Bangkok Post - June 5, 2008
Apiradee Treerutkuarkul


The Global Fund to Fight Aids has allocated US$98 million (3.2 billion baht) to continue supporting the anti-HIV/Aids campaign in Thailand for another six years.

The funding will help the country carry on with its HIV/Aids prevention and treatment strategy, and will replace the present budget which runs out in September, said Anupong Chitworakarn, director of the Global Fund in Thailand.

The fund is an independent agency financing the fight against Aids, tuberculosis and malaria.

It made the decision after rating Thailand's HIV/Aids prevention and treatment work at B+, Dr Anupong said.

Since 2003, the fund has granted more than $138 million (4.5 billion baht) to the Public Health Ministry and the Rak Thai Foundation, a non-profit organisation working on social issues.

However, the government spent most of the money on developing health infrastructure and essential medicine, and little on prevention.

Dr Anupong said the new money would focus more on Aids prevention.
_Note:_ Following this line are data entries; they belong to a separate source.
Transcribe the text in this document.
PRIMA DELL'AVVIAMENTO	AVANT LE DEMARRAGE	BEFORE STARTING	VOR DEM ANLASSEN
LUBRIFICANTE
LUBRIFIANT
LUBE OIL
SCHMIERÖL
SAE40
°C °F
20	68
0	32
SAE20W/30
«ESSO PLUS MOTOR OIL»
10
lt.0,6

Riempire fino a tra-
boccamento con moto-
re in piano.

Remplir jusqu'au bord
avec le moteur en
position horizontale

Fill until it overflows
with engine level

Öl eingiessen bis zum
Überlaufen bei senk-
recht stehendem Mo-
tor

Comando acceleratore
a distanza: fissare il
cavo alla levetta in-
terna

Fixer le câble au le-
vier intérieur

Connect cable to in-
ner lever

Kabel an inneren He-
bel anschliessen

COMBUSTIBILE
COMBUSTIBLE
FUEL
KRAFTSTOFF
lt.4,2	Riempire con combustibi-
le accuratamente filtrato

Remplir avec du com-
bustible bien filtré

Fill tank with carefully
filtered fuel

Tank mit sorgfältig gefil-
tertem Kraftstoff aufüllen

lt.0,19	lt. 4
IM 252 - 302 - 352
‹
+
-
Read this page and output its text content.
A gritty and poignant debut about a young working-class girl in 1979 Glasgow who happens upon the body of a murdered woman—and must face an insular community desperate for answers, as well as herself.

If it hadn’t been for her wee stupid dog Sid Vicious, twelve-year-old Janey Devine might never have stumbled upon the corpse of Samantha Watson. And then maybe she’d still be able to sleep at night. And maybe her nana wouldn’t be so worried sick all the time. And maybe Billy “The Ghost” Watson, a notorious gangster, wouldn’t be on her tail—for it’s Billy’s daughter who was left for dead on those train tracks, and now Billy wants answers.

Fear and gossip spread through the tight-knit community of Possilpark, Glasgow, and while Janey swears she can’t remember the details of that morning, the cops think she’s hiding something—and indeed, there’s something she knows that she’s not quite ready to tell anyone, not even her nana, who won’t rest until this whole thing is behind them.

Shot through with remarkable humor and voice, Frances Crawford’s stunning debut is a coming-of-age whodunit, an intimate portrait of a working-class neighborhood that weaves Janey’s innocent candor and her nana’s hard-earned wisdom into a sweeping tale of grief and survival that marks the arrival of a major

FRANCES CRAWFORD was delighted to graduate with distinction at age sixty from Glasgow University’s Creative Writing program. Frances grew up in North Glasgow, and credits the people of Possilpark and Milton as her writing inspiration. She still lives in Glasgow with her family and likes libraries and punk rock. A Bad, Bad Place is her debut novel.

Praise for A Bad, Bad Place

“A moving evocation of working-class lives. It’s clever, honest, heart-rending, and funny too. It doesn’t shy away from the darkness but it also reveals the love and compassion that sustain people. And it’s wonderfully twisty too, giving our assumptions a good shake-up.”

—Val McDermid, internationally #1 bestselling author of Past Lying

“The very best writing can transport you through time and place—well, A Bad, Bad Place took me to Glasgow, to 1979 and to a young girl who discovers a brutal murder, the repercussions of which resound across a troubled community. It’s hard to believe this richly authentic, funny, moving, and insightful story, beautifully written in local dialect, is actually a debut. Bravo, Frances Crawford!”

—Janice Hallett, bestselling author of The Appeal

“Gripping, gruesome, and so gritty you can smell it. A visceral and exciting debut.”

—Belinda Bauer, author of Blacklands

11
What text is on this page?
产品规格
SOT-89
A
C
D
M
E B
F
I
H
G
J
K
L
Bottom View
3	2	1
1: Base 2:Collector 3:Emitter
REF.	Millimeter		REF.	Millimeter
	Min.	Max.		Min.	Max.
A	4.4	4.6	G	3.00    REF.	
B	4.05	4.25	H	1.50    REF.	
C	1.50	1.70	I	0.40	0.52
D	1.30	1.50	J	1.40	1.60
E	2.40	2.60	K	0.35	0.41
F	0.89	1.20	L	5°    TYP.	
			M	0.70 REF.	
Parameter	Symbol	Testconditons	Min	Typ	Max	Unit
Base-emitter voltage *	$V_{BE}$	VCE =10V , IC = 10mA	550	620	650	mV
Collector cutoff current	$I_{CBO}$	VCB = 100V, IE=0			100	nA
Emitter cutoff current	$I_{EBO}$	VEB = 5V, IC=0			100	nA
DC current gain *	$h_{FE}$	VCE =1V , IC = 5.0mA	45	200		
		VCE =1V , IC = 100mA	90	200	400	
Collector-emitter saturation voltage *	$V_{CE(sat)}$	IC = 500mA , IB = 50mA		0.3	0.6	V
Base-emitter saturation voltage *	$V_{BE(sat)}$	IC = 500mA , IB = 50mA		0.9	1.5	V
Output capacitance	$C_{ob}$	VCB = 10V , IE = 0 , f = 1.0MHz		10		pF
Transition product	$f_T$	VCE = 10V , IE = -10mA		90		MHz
Part of the fund would also be set aside to run a television advertising campaign called Yued Ok Pok Thung (Proud To Carry Condoms), which promotes condom use among teenagers, and for the distribution of free condoms.

The campaign includes two new adverts. In one, a husband tells his wife that he had casual sex with several partners. In the other, a teenage girl tells her new boyfriend that she and her ex-boyfriend had several partners before.

Both commercials end with the message that condom use is essential and a commendable thing to do.

The previous Yued Ok Pok Thung campaign was criticised last year by conservative social groups, which said the adverts damaged Thai culture and encouraged teenagers to be sexually active.

Nimit Tienudom, director of the Aids Access Foundation, said he still believed that the commercials would help raise Aids prevention awareness among teens and reduce new HIV/Aids cases in the long run.

Casual and unprotected sex is responsible for the largest number of new HIV/Aids cases. Adults aged 25-29 years are the highest-risk group.

A soaring infection rate among housewives, formerly a low-risk group, was also alarming because they contracted the virus from promiscuous husbands who had casual sex.